I'm trying to figure out in which situations say, a G# is preferred to an Ab. I know that the two spellings wont necessarily represent tones of identical frequency, and that they only coincide in equal temperament tuning. But within equal temperament, most resources I've seen online insist that the note G# is not the same as Ab, despite them having the same pitch. So I'm assuming that it's not that the notation is wasteful, but that the two spellings somehow signify different things to musicians.
I get that within scales we only want one note of each letter A-G, so that G major scale consists of G A B C D E F# and not G A B C D E Gb. But say I'm considering the note G# (Ab, F###, Bbbb etc.) in the context of a melody within the key of C Major. I can't see any reason to prefer any one enharmonic spelling to another. I guess that requiring maximal simplicity would reduce the number of possible enharmonic spellings to just two (i.e. we could discount F### etc.) but I can't see a reason to prefer G# to Ab or vice-versa.

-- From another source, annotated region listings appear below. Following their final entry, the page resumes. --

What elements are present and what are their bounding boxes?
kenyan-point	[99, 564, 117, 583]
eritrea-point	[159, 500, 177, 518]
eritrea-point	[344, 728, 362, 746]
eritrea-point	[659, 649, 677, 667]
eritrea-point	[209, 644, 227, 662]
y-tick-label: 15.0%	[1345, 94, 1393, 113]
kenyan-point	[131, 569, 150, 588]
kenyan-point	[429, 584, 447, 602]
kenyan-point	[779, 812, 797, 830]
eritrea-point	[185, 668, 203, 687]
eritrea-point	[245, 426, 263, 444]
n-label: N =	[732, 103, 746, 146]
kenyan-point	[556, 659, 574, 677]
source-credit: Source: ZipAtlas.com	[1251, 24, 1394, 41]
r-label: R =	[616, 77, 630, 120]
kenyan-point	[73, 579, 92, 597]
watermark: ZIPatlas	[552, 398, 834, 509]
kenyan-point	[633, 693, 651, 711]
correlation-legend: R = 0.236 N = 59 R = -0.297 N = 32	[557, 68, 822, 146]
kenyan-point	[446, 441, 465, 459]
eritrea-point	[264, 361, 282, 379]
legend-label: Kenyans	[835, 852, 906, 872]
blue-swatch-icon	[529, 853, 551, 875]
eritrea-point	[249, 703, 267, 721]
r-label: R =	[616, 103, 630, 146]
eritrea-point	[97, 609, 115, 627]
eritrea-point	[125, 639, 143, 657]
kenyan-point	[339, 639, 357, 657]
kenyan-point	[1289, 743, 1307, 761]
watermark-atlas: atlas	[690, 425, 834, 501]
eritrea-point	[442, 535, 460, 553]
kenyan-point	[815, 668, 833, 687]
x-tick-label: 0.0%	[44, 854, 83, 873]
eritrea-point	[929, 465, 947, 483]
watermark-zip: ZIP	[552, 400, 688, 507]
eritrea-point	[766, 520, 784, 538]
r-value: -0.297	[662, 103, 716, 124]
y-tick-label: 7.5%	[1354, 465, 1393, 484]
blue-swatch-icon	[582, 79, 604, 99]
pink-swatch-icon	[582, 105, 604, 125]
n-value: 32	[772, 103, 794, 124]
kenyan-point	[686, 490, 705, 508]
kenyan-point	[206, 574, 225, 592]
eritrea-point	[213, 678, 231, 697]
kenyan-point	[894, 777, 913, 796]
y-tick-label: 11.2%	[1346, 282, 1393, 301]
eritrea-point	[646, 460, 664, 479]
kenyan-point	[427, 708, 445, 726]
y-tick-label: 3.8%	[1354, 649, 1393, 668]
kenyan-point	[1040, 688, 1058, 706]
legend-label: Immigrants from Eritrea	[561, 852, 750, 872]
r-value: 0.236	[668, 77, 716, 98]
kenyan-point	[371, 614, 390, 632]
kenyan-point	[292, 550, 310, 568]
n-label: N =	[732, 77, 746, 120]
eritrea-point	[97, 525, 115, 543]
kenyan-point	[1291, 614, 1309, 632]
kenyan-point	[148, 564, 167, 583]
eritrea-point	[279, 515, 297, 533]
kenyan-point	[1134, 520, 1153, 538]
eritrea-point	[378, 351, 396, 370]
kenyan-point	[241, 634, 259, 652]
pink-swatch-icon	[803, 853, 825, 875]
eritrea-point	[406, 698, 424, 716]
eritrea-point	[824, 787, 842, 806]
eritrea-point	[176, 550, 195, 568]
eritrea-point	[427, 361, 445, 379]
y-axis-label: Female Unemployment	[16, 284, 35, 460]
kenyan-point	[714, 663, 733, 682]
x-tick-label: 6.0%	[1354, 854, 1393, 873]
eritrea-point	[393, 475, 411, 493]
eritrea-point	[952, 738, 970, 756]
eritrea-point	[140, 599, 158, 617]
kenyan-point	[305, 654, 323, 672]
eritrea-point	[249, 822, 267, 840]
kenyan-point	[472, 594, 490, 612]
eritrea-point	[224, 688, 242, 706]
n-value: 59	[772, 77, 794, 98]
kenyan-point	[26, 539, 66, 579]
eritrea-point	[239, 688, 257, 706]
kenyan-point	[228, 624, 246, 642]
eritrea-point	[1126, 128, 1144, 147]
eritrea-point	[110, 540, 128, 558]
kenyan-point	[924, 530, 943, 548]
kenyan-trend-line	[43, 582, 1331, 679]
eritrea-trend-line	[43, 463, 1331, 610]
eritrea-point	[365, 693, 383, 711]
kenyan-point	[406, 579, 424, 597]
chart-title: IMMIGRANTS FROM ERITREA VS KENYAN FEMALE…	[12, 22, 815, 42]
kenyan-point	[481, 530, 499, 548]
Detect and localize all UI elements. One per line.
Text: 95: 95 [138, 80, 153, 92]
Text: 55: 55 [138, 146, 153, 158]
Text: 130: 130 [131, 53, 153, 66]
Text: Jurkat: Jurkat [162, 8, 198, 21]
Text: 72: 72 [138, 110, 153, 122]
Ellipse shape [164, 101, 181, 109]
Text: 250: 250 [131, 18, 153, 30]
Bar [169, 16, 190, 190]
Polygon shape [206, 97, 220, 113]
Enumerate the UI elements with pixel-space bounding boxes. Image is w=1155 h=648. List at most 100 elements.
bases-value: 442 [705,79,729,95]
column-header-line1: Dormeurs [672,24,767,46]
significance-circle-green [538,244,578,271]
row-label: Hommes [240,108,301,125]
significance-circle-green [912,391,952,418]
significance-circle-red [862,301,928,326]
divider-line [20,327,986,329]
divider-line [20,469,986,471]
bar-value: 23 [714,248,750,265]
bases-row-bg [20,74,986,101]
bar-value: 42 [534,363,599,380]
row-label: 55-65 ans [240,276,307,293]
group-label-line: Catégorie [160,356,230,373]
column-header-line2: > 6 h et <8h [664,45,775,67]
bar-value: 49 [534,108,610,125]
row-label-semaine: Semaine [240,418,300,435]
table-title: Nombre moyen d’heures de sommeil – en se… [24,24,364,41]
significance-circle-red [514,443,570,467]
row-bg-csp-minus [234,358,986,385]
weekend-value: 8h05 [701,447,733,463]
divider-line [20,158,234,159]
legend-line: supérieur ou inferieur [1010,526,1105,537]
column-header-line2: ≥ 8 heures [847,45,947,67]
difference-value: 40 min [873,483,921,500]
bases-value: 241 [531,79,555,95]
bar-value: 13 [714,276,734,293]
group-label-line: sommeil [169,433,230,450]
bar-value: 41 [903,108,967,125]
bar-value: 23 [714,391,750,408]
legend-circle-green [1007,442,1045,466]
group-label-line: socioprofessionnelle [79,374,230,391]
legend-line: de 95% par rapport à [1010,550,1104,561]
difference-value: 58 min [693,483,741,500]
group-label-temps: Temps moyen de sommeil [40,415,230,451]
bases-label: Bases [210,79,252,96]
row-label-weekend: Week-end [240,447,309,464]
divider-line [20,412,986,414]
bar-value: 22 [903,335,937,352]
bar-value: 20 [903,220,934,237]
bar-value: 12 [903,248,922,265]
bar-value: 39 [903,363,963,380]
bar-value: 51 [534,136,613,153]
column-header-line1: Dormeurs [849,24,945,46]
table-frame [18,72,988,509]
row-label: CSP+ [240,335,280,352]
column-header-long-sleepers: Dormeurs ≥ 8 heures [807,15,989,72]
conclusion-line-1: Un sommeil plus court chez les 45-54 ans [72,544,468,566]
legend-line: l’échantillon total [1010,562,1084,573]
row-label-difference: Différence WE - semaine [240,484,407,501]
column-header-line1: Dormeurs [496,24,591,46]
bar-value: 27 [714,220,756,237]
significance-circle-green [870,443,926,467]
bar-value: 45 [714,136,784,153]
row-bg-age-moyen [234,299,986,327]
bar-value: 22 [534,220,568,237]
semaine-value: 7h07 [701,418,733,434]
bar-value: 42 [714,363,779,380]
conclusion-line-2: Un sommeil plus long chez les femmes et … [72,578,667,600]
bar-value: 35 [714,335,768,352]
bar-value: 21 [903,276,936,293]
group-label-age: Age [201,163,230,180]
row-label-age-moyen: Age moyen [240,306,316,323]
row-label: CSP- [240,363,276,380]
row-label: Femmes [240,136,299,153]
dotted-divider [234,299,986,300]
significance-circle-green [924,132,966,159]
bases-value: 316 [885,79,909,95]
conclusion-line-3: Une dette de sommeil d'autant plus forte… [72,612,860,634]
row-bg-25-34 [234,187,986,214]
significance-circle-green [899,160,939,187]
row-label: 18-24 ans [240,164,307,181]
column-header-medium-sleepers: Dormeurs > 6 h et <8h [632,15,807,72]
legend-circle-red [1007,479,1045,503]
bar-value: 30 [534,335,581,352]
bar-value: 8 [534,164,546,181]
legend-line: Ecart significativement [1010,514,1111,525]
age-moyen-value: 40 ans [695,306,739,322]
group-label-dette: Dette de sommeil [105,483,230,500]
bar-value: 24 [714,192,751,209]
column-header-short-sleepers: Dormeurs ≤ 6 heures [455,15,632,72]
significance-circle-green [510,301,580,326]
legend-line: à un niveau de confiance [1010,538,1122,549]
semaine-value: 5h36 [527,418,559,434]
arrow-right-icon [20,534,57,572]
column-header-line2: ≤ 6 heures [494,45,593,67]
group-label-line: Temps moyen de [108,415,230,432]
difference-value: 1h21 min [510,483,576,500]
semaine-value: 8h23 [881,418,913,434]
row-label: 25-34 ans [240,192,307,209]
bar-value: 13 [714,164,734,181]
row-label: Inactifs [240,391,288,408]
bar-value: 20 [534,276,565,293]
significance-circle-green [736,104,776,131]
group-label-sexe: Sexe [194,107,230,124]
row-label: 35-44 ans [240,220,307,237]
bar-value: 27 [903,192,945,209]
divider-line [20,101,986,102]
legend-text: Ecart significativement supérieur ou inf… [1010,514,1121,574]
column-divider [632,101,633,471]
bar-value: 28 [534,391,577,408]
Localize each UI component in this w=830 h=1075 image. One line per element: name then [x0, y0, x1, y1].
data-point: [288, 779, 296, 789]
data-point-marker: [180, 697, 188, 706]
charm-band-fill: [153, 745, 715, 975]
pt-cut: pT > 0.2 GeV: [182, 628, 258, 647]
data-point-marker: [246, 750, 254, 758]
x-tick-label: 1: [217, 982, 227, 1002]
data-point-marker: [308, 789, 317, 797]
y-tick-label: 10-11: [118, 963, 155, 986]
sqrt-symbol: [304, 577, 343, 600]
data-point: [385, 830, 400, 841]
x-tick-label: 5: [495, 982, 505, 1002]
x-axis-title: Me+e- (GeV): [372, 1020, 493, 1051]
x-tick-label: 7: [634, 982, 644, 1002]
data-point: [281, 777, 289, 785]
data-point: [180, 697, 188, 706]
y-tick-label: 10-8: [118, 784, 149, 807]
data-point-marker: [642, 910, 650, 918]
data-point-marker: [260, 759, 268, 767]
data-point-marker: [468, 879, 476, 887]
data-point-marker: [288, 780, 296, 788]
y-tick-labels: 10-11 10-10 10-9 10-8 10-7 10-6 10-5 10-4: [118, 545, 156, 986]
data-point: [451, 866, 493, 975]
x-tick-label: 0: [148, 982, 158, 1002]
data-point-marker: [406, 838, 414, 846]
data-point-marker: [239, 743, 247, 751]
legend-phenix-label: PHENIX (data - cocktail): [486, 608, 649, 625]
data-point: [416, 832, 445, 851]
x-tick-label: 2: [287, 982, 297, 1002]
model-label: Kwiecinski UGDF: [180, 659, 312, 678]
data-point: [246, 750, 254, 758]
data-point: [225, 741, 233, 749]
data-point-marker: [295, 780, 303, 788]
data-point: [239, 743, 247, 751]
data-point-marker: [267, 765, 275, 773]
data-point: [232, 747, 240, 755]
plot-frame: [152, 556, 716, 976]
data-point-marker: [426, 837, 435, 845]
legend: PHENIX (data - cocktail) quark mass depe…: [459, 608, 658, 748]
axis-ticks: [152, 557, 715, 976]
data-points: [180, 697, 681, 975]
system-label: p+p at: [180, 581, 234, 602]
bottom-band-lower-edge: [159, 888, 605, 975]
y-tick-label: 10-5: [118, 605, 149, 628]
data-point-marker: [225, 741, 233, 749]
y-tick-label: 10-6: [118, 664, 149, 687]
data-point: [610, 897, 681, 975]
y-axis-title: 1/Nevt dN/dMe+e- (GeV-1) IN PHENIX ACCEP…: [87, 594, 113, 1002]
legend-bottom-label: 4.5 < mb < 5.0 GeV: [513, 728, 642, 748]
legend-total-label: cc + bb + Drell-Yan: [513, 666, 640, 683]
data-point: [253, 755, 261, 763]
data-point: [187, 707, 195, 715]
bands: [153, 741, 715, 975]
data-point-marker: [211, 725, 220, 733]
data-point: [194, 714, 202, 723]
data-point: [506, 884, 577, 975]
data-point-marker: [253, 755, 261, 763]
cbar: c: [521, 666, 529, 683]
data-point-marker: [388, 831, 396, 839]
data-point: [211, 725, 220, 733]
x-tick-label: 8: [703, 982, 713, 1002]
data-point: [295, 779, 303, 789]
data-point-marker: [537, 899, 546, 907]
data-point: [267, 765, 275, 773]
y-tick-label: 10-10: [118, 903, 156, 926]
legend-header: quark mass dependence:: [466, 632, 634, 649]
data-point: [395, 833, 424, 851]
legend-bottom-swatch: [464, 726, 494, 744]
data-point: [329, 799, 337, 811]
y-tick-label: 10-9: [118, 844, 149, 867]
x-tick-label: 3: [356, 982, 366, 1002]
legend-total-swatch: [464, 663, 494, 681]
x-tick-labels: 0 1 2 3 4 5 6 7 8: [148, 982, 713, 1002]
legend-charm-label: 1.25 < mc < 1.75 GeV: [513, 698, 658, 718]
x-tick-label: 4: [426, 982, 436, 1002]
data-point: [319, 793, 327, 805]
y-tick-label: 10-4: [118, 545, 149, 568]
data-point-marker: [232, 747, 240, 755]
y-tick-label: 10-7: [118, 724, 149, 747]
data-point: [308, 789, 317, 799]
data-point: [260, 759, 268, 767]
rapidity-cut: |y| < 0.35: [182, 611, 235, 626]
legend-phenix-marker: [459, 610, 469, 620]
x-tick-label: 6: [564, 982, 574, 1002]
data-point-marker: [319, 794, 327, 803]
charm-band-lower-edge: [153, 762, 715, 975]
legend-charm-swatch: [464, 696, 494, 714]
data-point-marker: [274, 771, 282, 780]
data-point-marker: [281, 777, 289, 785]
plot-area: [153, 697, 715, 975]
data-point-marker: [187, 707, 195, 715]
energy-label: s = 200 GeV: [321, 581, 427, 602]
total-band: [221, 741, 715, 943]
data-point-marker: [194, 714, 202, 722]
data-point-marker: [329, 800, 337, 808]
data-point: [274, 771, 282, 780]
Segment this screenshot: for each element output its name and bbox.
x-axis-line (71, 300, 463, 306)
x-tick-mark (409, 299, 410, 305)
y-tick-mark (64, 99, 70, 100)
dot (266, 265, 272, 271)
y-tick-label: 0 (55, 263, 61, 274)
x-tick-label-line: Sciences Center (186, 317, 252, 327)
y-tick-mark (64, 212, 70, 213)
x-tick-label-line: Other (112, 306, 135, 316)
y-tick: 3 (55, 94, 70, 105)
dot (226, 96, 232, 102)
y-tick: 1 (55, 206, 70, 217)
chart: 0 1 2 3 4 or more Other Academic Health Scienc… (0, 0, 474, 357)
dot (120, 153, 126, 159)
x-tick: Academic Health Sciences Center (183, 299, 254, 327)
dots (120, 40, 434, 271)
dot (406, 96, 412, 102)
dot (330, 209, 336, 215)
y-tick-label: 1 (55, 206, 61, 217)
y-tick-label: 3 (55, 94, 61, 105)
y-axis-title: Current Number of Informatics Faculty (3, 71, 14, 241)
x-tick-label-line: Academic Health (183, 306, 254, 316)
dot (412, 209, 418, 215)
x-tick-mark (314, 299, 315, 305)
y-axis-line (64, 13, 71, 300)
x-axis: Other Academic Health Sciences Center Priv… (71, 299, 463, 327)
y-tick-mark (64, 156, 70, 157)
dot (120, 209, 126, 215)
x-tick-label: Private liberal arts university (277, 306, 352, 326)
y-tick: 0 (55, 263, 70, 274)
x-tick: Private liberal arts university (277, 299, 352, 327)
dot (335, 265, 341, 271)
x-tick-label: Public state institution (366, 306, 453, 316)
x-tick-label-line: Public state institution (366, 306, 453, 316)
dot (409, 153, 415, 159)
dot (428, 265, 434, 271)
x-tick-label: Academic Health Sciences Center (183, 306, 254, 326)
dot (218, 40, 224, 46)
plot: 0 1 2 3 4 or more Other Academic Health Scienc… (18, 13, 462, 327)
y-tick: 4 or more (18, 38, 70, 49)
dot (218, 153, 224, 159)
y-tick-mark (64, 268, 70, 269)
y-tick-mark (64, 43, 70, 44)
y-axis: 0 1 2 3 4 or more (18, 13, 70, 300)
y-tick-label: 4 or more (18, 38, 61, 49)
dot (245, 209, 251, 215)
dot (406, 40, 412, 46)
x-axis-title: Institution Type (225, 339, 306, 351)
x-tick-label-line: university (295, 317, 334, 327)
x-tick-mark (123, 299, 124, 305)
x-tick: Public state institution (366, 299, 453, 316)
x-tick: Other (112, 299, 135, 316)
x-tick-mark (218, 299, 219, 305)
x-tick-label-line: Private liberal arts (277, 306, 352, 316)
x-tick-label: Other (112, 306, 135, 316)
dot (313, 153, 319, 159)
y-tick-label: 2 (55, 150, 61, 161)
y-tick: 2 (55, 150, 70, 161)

Another case I find problematic is that the Augmented C triad is written (C E G#) and not (C E Ab). I understand that it is called an augmented chord because the fifth was sharpened, but why don't we call it a diminished chord because the sixth was flattened? I understand that there's already a pre-existing diminished chord; I'm questioning why the chord is named and spelled in terms of "what happened to the fifth interval?" instead of "what happened to the sixth (or any other)?"